Avec quels financements ?

Pour un particulier qui veut doter son logement d’une pompe à chaleur air-air, il faut compter entre 60 euros et 90 euros/m², soit entre 7.200 euros et 10.800 euros pour une maison de 120 m², selon Hellowatt. Pour une PAC air-eau, il faut prévoir un budget total entre 8.000 euros et 16.000 euros, d’après Engie. Cela représente donc un investissement important, encore plus s’il est couplé aux travaux d’isolation thermique. C’est pourquoi des aides sont prévues, notamment par des organismes comme Primesenergie.fr ou Maprimerénov'. Aujourd’hui, selon Nicolas Moulin, environ 330.000 foyers sont équipés par an de PAC par sa société d’aides à la rénovation. Pour multiplier par trois les demandes, il faut rendre les PAC encore plus attractives « mais c’est déjà très subventionné aujourd’hui, je ne vois pas ce qu’on peut faire de plus », constate-t-il.

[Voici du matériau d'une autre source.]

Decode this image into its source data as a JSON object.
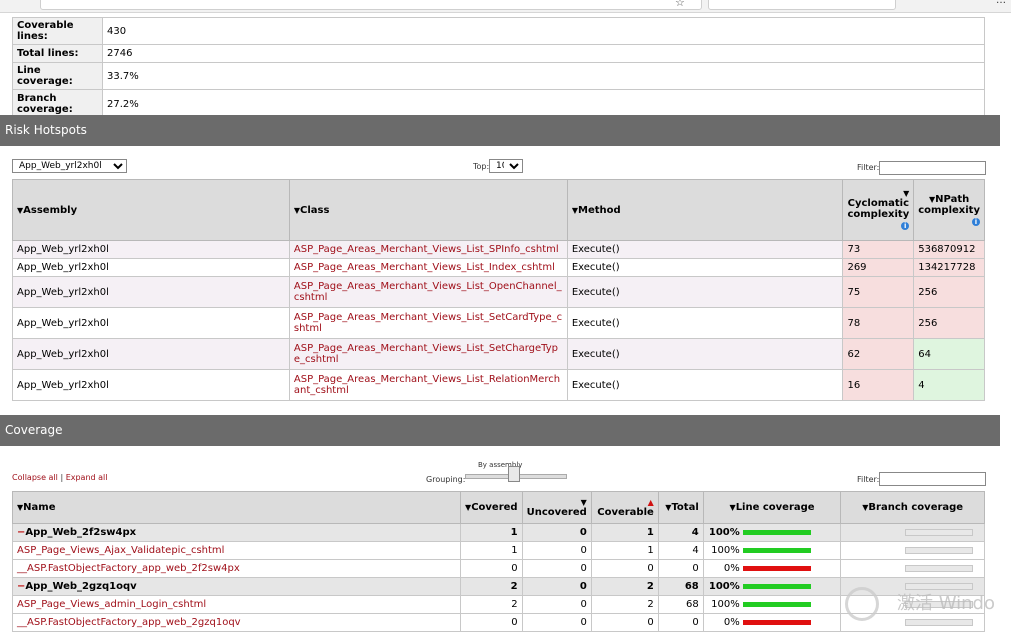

Pour « cette politique ambitieuse » annoncée par Emmanuel Macron, « il faut une hausse significative des subventions ou une hausse des contraintes, c’est alors soit payé par l’Etat soit par le consommateur », calcule Nicolas Moulin. « Comment on fait concrètement ? Comment on finance ? Qui va payer ? C’est le nerf de la guerre », assure-t-il. D’autant que les aides à la rénovation sont gangrenées par les fraudes selon Nicolas Moulin. « On donne trois fois plus d’aides qu’il y a trois ans, mais parfois il n’y a même pas de travaux, et il y a zéro contrôle », prévient-il. C’est pourquoi le ministre de la Transition énergétique a assuré que les contrôles vont être renforcés et « augmenter de 40 % en 2024 ».